On paper, S$2,500/month seems to cover this with a bit of wiggle room. But here’s where I get nervous:

  • Inflation is a silent killer. At a conservative 2% annual inflation rate, S$2,500 today could be worth only ~S$1,600 in 20 years. If inflation spikes (like the 4.2% we saw in 2023), your purchasing power erodes even faster. That hawker chicken rice might cost S$8 instead of S$4 by 2045.

  • Healthcare costs creep up with age. Life expectancy in Singapore is 83 for men and 87 for women. If you’re retiring at 65, your savings need to last 20–30 years. Healthcare expenses for those over 70 can easily hit S$4,000/year or more, even with MediShield Life. A single hospital stay could wipe out your buffer.

  • Life isn’t just about “basic needs.” I don’t know about you, but I want to enjoy retirement—maybe take a budget trip to Japan, treat my family to a nice meal, or join a bouldering class. S$2,500/month leaves little room for these joys, especially if unexpected costs pop up.

For me, a monthly withdrawal of S$3,000–S$4,000 feels more comfortable. It’s not lavish, but it covers essentials, some leisure, and a cushion for surprises like medical bills or helping out family.

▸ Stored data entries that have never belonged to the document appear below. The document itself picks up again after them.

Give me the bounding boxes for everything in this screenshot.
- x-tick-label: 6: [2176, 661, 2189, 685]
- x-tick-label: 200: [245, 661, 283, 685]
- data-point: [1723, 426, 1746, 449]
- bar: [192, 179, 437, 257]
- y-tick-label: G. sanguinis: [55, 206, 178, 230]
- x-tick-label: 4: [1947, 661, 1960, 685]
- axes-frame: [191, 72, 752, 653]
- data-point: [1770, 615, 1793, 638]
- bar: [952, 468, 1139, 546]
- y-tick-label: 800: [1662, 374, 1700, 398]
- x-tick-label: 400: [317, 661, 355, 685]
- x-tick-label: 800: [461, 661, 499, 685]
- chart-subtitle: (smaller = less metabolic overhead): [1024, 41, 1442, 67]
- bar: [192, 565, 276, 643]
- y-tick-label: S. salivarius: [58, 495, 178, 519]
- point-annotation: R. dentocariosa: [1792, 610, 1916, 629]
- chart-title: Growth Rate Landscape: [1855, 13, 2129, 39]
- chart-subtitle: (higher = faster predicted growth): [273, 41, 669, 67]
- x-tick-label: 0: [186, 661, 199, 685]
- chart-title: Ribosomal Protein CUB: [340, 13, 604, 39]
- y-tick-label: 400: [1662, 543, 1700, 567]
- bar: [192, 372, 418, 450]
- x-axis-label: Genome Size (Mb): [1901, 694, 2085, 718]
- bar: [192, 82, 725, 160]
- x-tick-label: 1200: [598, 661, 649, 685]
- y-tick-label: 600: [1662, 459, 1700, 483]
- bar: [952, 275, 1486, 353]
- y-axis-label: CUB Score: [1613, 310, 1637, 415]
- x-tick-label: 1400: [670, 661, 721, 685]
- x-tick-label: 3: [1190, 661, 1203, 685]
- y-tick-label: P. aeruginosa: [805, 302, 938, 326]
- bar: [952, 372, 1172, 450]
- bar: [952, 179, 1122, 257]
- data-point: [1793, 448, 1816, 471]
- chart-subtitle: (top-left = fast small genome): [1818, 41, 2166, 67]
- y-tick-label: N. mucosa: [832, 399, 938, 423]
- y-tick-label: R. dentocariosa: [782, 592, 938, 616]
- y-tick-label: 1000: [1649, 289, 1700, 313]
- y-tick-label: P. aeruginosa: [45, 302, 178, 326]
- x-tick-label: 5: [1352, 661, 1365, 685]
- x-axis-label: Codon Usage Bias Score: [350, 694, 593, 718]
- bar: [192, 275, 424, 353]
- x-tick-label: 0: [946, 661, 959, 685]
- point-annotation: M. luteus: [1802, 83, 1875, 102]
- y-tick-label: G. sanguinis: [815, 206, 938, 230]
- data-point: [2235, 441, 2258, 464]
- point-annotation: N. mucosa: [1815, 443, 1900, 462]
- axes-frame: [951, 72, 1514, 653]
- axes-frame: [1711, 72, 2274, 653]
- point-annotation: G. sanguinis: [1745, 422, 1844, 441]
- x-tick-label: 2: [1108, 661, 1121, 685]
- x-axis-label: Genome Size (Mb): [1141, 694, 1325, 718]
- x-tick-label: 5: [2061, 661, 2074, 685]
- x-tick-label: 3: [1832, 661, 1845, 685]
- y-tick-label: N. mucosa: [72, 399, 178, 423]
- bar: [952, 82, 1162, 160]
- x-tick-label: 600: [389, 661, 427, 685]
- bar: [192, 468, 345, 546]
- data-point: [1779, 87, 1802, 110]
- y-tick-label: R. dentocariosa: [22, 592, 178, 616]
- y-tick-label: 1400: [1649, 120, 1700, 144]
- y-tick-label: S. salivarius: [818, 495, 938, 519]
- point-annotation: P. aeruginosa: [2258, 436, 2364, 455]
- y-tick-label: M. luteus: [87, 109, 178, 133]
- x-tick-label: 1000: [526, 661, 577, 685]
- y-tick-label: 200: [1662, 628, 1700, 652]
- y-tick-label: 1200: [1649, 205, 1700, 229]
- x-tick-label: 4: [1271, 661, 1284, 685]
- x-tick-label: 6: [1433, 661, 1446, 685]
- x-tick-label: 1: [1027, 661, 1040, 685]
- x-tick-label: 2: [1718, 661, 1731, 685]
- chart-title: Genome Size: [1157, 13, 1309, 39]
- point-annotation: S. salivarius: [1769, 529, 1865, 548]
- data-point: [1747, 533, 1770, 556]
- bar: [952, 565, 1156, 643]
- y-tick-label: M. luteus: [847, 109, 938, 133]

Here’s the thing: Keeping S$600,000 in cash or a low-yield savings account is a recipe for trouble. Inflation will eat away at it, and you’ll be left scrambling. To make that money last, you have to invest it to generate passive income.

Here’s how I think about it:

  • CPF LIFE as a foundation. If you set aside the Full Retirement Sum (S$213,000 in 2025) in your CPF by age 55, you could get ~S$1,600/month from age 65 for life under CPF LIFE’s Standard Plan.

    That’s a decent start, but it’s far from enough for my target of S$3,000–S$4,000/month, especially if you want more than a bare-bones lifestyle or retire early.

  • Invest the rest for passive income. After setting aside the FRS, you’re left with ~S$394,200 to invest. This chunk needs to generate S$1,400–S$2,400/month to hit my target.

    For example: 
      • REITs or dividend stocks: A portfolio yielding 5–6% annually could generate S$19,710–S$23,652/year (S$1,642–S$1,971/month). Think Mapletree Logistics Trust or DBS shares.

      • Balanced ETFs: A mix of stocks and bonds (e.g., Vanguard’s VWRA) might yield 5–6% long-term, adding S$19,710–S$23,652/year while balancing growth and stability.

      • Bonds or fixed-income funds: Safer options like Singapore Savings Bonds offer ~2–3% returns, adding S$7,884–S$11,826/year, but you’d need to mix with higher-yield assets to reach your goal.

By combining CPF LIFE (~S$1,600/month) with investment income (~S$1,642–S$2,000/month), I could hit S$3,242–S$3,600/month, just shy of or within my target range. But this assumes I invest wisely, diversify, and accept some market risk. Keeping S$600,000 in cash? That’s a hard pass.